Vertrauen in Russland – ein unerfüllbarer Wunsch
Doch Pizzi stellt fest, dass es weiterhin kaum Anreize für Kiew gibt, Moskau zu vertrauen. „Russland hat seit über 10 Jahren immer wieder Angriffe gegen die Ukraine unternommen, hat während dieser Zeit unter dem Deckmantel von Verhandlungen und in vermeintlicher guten Absicht Gewalt ausgeübt und verfolgt weiterhin dieselben illegalen maximalistischen Ziele. Die ukrainischen Behörden sind sich dessen schmerzhaft bewusst,“ warnt er.
„In Ermangelung eines vorangegangenen Vertrauensvorschusses oder einer guten Absicht gibt es keinen logischen, vernünftigen Grund, Russland zu vertrauen,“ fügt er hinzu.
Kiew hat, unterstützt von den Europäern, signalisiert, dass es bereit ist, die aktuelle Realität vor Ort anzuerkennen, um das Sterben zu beenden. Dies würde wahrscheinlich bedeuten, den Konflikt entlang der aktuellen Frontlinien einzufrieren und im Wesentlichen aufzugegeben, zu versuchen, verlorenes Gebiet während des Waffenstillstands zurückzuerobern. Analysten der Eurasia Group vermerkten am Montag, dass die europäischen Führer Trump eindeutig klarmachen würden, dass es keine Frage der Akzeptanz einer dauerhaften Annexion ukrainischen Territoriums durch Gewalt geben könne.
„Während es Offenheit gibt, die de facto militärische Position vor Ort anzuerkennen, werden weder die Ukraine noch die Europäer akzeptieren, dass Russland ‘mehr’ Land ‘gegeben’ wird, als es erobert hat,“ so die Analysten.
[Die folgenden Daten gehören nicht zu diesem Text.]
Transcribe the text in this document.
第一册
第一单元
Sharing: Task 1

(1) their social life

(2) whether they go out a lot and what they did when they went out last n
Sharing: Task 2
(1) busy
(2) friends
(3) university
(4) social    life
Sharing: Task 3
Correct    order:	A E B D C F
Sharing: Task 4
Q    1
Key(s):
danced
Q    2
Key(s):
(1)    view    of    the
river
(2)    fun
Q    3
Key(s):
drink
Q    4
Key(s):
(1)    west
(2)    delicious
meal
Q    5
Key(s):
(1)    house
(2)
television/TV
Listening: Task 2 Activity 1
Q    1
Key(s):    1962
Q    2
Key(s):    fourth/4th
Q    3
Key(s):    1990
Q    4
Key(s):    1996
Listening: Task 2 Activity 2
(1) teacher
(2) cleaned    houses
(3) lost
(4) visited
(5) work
Sie zitierten eine westliche Geheimdiensteinschätzung, dass es über vier Jahre dauern würde, bis Russland den Rest des Donbass besetzt hat.
Zukunftsperspektiven
Wichtig ist, dass selbst wenn Kiew anerkennen würde, dass die Realität vor Ort Russland die de facto Kontrolle über einige Gebiete gibt, wird es sicherlich nicht zustimmen, diese Anerkennung dauerhaft zu machen. Kiews Ziel bleibt es, in Zukunft sein gesamtes Territorium zurückzugewinnen.
Die Eurasia-Analysten äußerten gewisse Zweifel daran, dass „Trump die Bedeutung der Unterscheidung zwischen einem Waffenstillstand und einem Friedensvertrag versteht oder sich dafür interessiert.“ Ein Waffenstillstand könnte der einzige Ausweg aus der gegenwärtigen Gewalt sein, während ein permanentes Friedensabkommen gegen das internationale Recht verstoßen würde.
„Die Realität ist, dass (internationales Recht) es politisch nahezu unmöglich macht, einen Friedensvertrag abzuschließen, wenn das Opfer nicht gewinnt. Und meine Antwort darauf ist: Genau das ist der Punkt,“ schloss Pizzi.